Le but : trouver le bon juré et ce processus de sélection est très sophistiqué, tenant compte de facteurs « raciaux », économiques, sociaux, et surtout à l’analyse des réponses des jurés…

Nous voyons bien l’importance du travail des avocats américains dans le cadre des procès et notamment de ceux intéressant les victimes d’un accident de la route.

Dommages et intérêts punitifs

L’importance d’une bonne sélection est capitale, car encore une fois il y a le dommage corporel direct à indemniser mais surtout à réclamer des dommages punitifs. Ces derniers dommages n’existent pas en droit français, mais nous militons pour que cela change afin que soit condamné l’auteur de l’accident à verser à la victime des dommages supplémentaires compte tenu d’une faute morale, civique grave dans le comportement et qui a détruit la trajectoire de vie de la victime en la laissant avec de lourds handicaps.

Certains Etats américains règlent le montant des dommages punitifs à proportion en moyenne de 5 fois la valeur des dommages et intérêts attribués à la victime, d’autres ne plafonnent aucun dommage punitif.

La procédure de dommages et intérêts est le plus souvent basée sur des précédents. Le but des dommages et intérêts punitif en matière d’accident de la route est chargé, contre les chauffards et dans d’autres domaines, contre les entreprises, ou personnes physiques dont le but est le plus souvent de les évincer du circuit économico-civique, nous dirons.

Rappelez-vous la condamnation du géant international américain Monsanto, détenu par Bayer qui n’a pas préféré transiger et qui l’a appris à ses dépens en comparaissant devant un jury de la Cour supérieur d’Oakland le 13 mai 2019 qui l’a condamnée à la somme de 2 milliards de dollars, pour un couple atteint d’un cancer, qui avait utilisé un désherbant au glyphosate produit par le groupe agrochimique.

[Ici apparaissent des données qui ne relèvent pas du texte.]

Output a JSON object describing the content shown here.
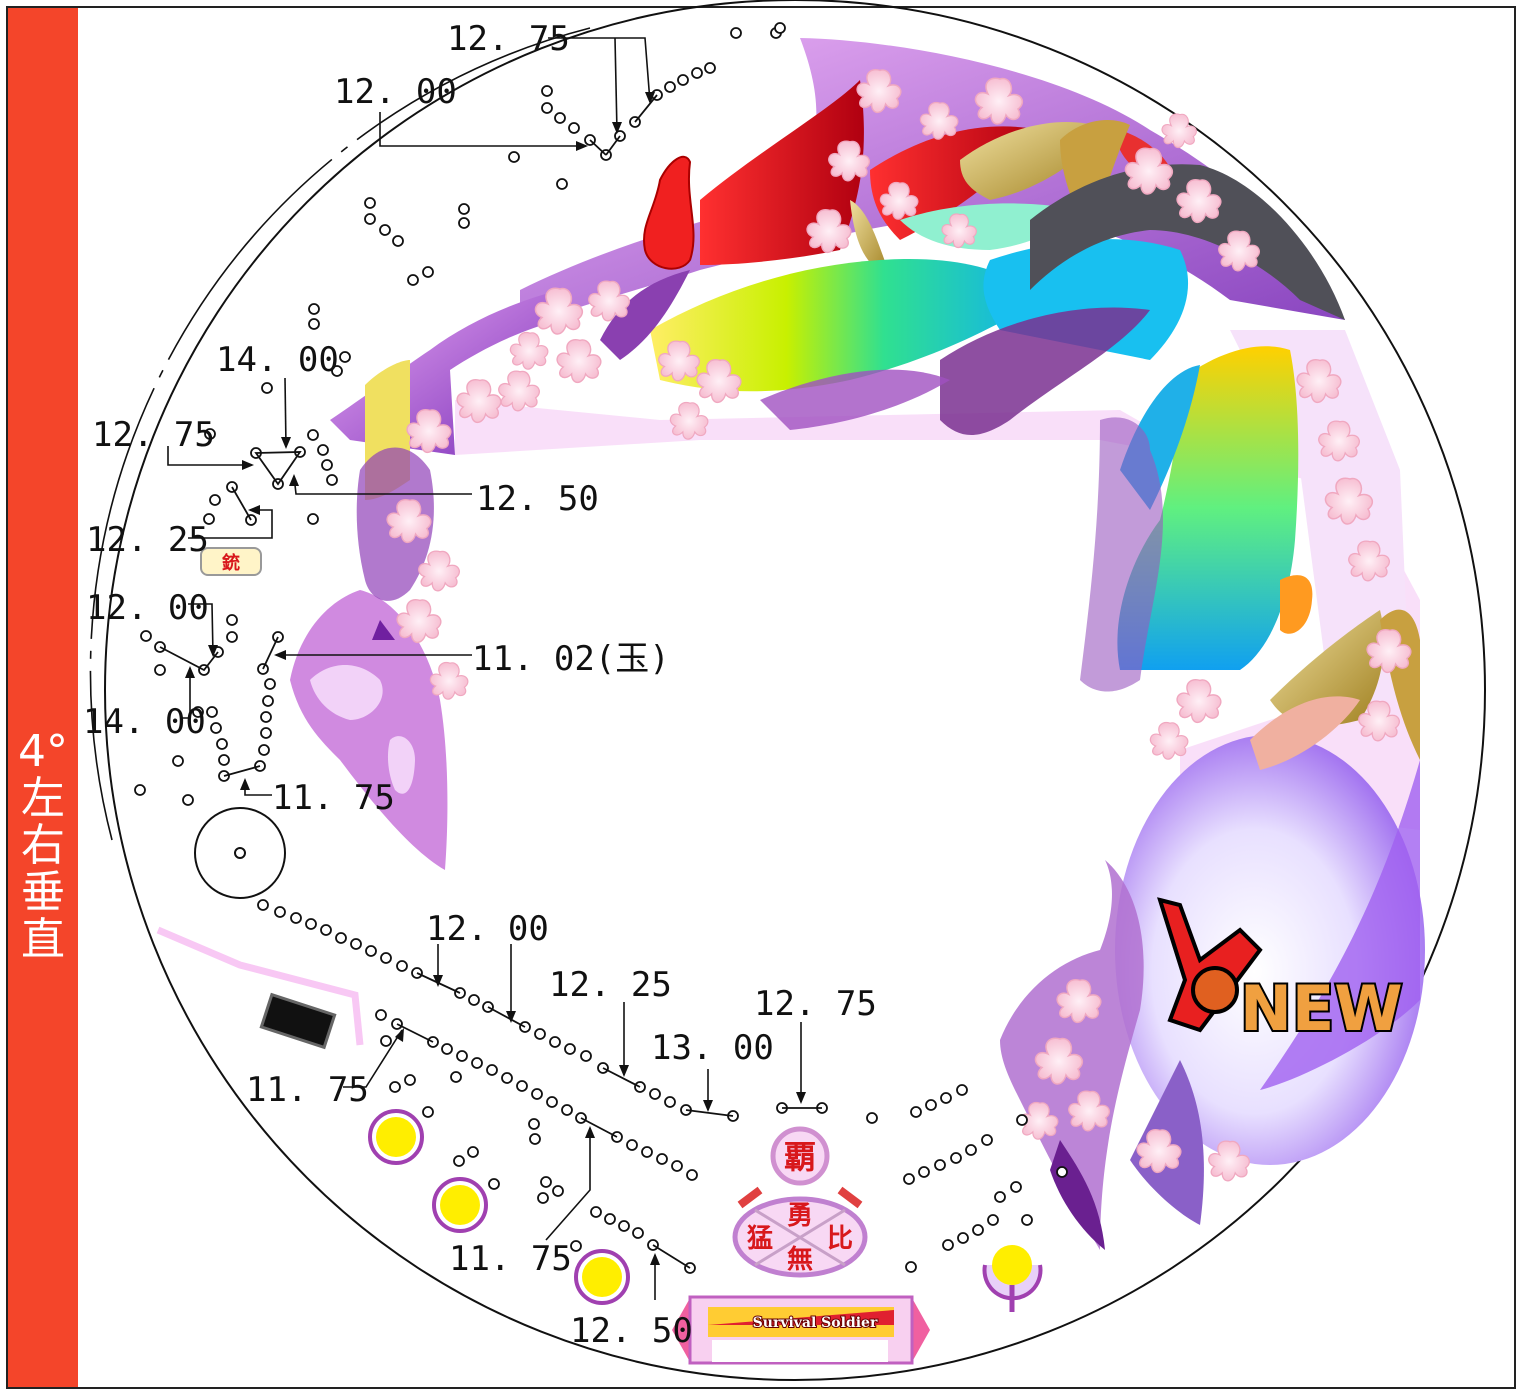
{
  "sidebar": {
    "label": "4°左右垂直"
  },
  "board": {
    "center_badge_text": "覇",
    "roulette_text": [
      "猛",
      "勇",
      "比",
      "無"
    ],
    "plate_text": "Survival Soldier",
    "small_tag_text": "銃",
    "logo_text": "NEW",
    "colors": {
      "sidebar": "#f4452a",
      "pocket_fill": "#ffee00",
      "pocket_ring": "#a040b0",
      "kanji": "#d8181c"
    }
  },
  "labels": {
    "top_1275": "12. 75",
    "top_1200": "12. 00",
    "l_1400_a": "14. 00",
    "l_1275": "12. 75",
    "l_1250": "12. 50",
    "l_1225": "12. 25",
    "l_1200": "12. 00",
    "l_1102": "11. 02(玉)",
    "l_1400_b": "14. 00",
    "l_1175_a": "11. 75",
    "b_1200": "12. 00",
    "b_1225": "12. 25",
    "b_1300": "13. 00",
    "b_1275": "12. 75",
    "b_1175_b": "11. 75",
    "b_1175_c": "11. 75",
    "b_1250": "12. 50"
  }
}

Mais ce n’est pas tout, les époux qui ont obtenu un milliard chacun de dommage punitif, ont obtenu également pour leur préjudice économique, et souffrances, un préjudice moral de 55 millions de dollars compensatoires.

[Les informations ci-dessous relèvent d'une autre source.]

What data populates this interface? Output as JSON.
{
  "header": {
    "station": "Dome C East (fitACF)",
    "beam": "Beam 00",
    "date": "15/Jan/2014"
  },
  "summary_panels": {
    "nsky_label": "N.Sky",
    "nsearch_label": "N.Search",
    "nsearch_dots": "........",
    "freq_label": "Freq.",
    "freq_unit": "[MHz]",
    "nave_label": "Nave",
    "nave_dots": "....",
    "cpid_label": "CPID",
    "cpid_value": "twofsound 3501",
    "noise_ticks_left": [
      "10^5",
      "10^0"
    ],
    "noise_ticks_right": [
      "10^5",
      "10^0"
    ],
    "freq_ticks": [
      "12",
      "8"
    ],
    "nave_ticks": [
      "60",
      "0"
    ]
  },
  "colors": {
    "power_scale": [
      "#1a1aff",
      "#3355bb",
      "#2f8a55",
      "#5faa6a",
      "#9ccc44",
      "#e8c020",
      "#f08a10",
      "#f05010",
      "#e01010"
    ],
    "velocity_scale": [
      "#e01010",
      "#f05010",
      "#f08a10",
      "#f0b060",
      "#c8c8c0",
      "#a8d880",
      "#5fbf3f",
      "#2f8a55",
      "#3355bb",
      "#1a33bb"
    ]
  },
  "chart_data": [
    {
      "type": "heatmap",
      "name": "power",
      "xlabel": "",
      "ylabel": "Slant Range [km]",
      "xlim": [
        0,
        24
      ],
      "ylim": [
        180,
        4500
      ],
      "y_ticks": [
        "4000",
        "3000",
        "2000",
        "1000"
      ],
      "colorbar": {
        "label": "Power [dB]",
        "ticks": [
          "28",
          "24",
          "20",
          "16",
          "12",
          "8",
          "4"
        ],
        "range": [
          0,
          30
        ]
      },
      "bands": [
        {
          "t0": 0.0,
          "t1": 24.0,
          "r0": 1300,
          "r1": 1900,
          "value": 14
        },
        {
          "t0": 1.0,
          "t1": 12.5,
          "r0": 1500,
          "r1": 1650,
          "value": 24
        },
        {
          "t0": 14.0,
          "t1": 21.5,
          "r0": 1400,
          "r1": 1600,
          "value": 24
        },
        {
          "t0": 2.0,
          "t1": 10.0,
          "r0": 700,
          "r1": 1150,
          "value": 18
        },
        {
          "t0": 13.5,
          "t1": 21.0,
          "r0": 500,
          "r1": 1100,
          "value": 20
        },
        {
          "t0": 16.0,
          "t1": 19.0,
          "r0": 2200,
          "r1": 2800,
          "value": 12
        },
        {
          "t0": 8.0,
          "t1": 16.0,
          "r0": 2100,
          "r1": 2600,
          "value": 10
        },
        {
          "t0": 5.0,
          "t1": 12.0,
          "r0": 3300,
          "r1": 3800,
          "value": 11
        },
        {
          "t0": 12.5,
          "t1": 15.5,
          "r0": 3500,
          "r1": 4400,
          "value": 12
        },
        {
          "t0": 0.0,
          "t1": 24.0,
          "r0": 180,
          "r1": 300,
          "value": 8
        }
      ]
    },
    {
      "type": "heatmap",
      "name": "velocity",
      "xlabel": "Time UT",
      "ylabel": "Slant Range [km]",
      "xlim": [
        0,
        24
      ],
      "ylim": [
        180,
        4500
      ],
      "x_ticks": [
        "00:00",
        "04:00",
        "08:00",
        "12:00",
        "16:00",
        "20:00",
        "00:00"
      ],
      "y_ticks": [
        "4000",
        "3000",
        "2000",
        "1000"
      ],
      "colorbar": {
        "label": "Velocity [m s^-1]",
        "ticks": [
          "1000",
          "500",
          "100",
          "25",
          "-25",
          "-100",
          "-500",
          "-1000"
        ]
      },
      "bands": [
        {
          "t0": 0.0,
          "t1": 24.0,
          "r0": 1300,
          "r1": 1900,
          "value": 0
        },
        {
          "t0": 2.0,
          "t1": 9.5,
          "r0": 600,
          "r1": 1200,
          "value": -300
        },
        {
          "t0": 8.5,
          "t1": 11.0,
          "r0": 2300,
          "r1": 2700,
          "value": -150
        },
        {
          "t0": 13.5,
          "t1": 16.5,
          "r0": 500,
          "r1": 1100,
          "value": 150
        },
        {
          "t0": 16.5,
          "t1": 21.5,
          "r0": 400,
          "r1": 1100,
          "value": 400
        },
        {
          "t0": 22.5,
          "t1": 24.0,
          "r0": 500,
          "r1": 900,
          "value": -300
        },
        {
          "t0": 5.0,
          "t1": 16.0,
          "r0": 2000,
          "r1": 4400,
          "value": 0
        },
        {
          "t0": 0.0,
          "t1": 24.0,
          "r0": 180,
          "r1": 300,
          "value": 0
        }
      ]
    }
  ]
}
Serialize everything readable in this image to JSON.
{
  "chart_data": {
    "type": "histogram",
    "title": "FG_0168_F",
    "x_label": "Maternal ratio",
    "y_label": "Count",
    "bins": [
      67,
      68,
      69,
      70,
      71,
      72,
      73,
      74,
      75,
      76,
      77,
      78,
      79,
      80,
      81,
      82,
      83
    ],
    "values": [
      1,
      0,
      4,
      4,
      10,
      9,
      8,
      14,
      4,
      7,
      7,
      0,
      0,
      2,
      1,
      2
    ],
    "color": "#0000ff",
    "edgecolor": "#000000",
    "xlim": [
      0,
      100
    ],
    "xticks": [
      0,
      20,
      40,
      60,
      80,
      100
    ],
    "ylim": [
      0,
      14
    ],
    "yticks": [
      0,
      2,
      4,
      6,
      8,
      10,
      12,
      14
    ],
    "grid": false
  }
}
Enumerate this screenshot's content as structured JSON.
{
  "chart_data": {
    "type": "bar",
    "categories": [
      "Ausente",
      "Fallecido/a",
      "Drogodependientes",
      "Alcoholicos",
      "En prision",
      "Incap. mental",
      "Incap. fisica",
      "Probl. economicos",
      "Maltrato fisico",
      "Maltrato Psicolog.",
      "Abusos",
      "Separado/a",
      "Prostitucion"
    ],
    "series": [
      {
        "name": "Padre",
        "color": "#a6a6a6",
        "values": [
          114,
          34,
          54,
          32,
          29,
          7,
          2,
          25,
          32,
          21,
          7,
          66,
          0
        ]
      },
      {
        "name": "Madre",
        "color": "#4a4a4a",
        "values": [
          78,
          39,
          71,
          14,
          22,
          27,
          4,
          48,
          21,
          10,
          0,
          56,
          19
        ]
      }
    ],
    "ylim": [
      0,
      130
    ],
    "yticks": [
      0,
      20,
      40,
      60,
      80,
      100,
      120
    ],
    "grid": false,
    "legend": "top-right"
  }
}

Le Roundup était donc bien la cause du cancer des plaignants, l’appel de Bayer aurait permis à la multinationale de réduire les dommages punitifs le 27-07-2019 par un juge fédéral. Le couple américain a donc obtenu in fine tout de même 86,7 millions de dollars.

Hypothèse d’école, un agriculteur à la retraite en France qui attaquerait la firme en France et qui prouverait son cancer ne percevra jamais plus que son dommage compensatoire qui sera évalué à peine, s’il est en vie, à 400 000 € alors et s’il décède, un préjudice d’affection pour son épouse de 40 000 € et pour ses enfants du fait du décès entre 15 000 € et 25 000 € !

Selon que l’on soit d’un côté ou de l’autre de l’Atlantique, les jugements sont plutôt salés pour certaines victimes, plutôt sucrés pour d’autres !

Nous avions prévenu, standards et digressions pour un petit éclairage sur le pays de l’oncle sam.